Tuesday, February 20, 2007

Unexpected Journey

The title today doesn't just refer to the book I'm reviewing but also to the path I've been on this last year. With the onset of RA, I started reading books like crazy. Books I'd always wanted to read, books that I checked out from the library, books I borrowed from other people, and any others I could get my hands on. My library record shows my wild ride through literature. There's a great function on the library service my local library uses. The service is called InfoSoup and I can reserve books and see what I have checked out on their website. There's also a history function. It displays every item I've checked out over the course of the last year. I update it regularly by deleting movies, books for the kids, Mia's puppets, and any books I didn't get the chance to read/finish. (Yes, there's an opt-out button for those of you who don't want the government snooping into your reading history) So as of today, I've checked out 235 books from my library since Feb. 20 of last year. When you factor in all of the books I received to review, books I purchased/borrowed, and got through the extended library loan system, I can say I've easily read over 300 books in the last year. That's a journey I never expected to take. My mind has been opened in so many ways to politics, religion, faith, racism, prejudice, history, etc. I've discovered authors that just blow my mind and rediscovered some old favorites. I've only written about 230 reviews on the site. I think I have 236 on Amazon.com and that makes me reviewer #2640. My goal for the next year is to be a top 1000 reviewer; a goal that's not unrealistic considering last year I was #50,000 or so. This year has been full of ups and downs, literary and otherwise, and I just want to say thanks for coming along with me on this unexpected journey of mine.

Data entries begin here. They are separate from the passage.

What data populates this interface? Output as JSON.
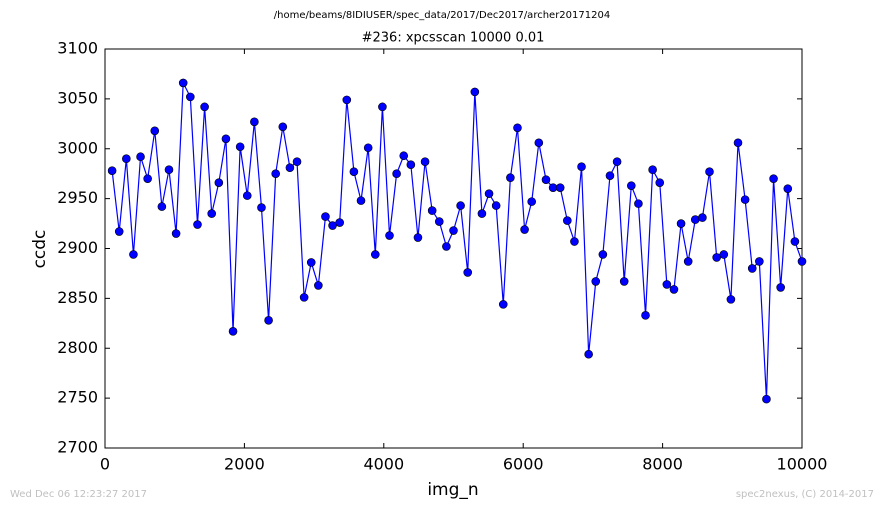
{
  "chart_data": {
    "type": "line",
    "suptitle": "/home/beams/8IDIUSER/spec_data/2017/Dec2017/archer20171204",
    "title": "#236: xpcsscan 10000 0.01",
    "x_label": "img_n",
    "y_label": "ccdc",
    "footer_left": "Wed Dec 06 12:23:27 2017",
    "footer_right": "spec2nexus, (C) 2014-2017",
    "xlim": [
      0,
      10000
    ],
    "xticks": [
      0,
      2000,
      4000,
      6000,
      8000,
      10000
    ],
    "ylim": [
      2700,
      3100
    ],
    "yticks": [
      2700,
      2750,
      2800,
      2850,
      2900,
      2950,
      3000,
      3050,
      3100
    ],
    "x": [
      102,
      204,
      306,
      408,
      510,
      612,
      714,
      816,
      918,
      1020,
      1122,
      1224,
      1327,
      1429,
      1531,
      1633,
      1735,
      1837,
      1939,
      2041,
      2143,
      2245,
      2347,
      2449,
      2551,
      2653,
      2755,
      2857,
      2959,
      3061,
      3163,
      3265,
      3367,
      3469,
      3571,
      3673,
      3776,
      3878,
      3980,
      4082,
      4184,
      4286,
      4388,
      4490,
      4592,
      4694,
      4796,
      4898,
      5000,
      5102,
      5204,
      5306,
      5408,
      5510,
      5612,
      5714,
      5816,
      5918,
      6020,
      6122,
      6224,
      6327,
      6429,
      6531,
      6633,
      6735,
      6837,
      6939,
      7041,
      7143,
      7245,
      7347,
      7449,
      7551,
      7653,
      7755,
      7857,
      7959,
      8061,
      8163,
      8265,
      8367,
      8469,
      8571,
      8673,
      8776,
      8878,
      8980,
      9082,
      9184,
      9286,
      9388,
      9490,
      9592,
      9694,
      9796,
      9898,
      10000
    ],
    "series": [
      {
        "name": "ccdc",
        "color": "#0000ff",
        "values": [
          2978,
          2917,
          2990,
          2894,
          2992,
          2970,
          3018,
          2942,
          2979,
          2915,
          3066,
          3052,
          2924,
          3042,
          2935,
          2966,
          3010,
          2817,
          3002,
          2953,
          3027,
          2941,
          2828,
          2975,
          3022,
          2981,
          2987,
          2851,
          2886,
          2863,
          2932,
          2923,
          2926,
          3049,
          2977,
          2948,
          3001,
          2894,
          3042,
          2913,
          2975,
          2993,
          2984,
          2911,
          2987,
          2938,
          2927,
          2902,
          2918,
          2943,
          2876,
          3057,
          2935,
          2955,
          2943,
          2844,
          2971,
          3021,
          2919,
          2947,
          3006,
          2969,
          2961,
          2961,
          2928,
          2907,
          2982,
          2794,
          2867,
          2894,
          2973,
          2987,
          2867,
          2963,
          2945,
          2833,
          2979,
          2966,
          2864,
          2859,
          2925,
          2887,
          2929,
          2931,
          2977,
          2891,
          2894,
          2849,
          3006,
          2949,
          2880,
          2887,
          2749,
          2970,
          2861,
          2960,
          2907,
          2887
        ]
      }
    ]
  }
}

Unexpected Journey by Thom S. Rainer is the story of 12 people of other faiths who turned to Christianity. Rainer and his wife interview each of these new Christians about what their former beliefs were and how they came to find Christ. The interviews are pretty straightforward other than the occasional awkward interruption by Rainer putting himself into the story. The stories are riveting looks inside faiths we don't normally hear about. Mormon, Jehovah's Witness, Hinduism and Buddhism converts are expected. The Wiccan, astrologer, and Satanist are fascinating. Each convert also gives advice on how to speak to someone of their former faith and help them find Jesus the way they did. The advice in every case is the same: Show Christ's love. Judgmental behavior and accusations don't work; only acceptance and love can show another person what being a Christian truly is. This lesson is pounded home again and again, but it can't be repeated enough. Pundits making pronouncements about the morality or goodness aren't a very good example of Christianity. It's people on a individual basis who can make a difference. The book only stumbles when Rainer tries to give unnecessary ambience to the stories. Reading about his troubles finding restaurants and how friendly the waitress was isn't necessary and only detracts from the power of these stories. My one other complaint is that I doubt anyone who isn't already a Christian will pick up this book and be swayed by it, but the advice inside for Christians is well-taken.

Mia is sick tonight, running a fever of 101 and sleeping already at 6 pm. Keep her in your prayers.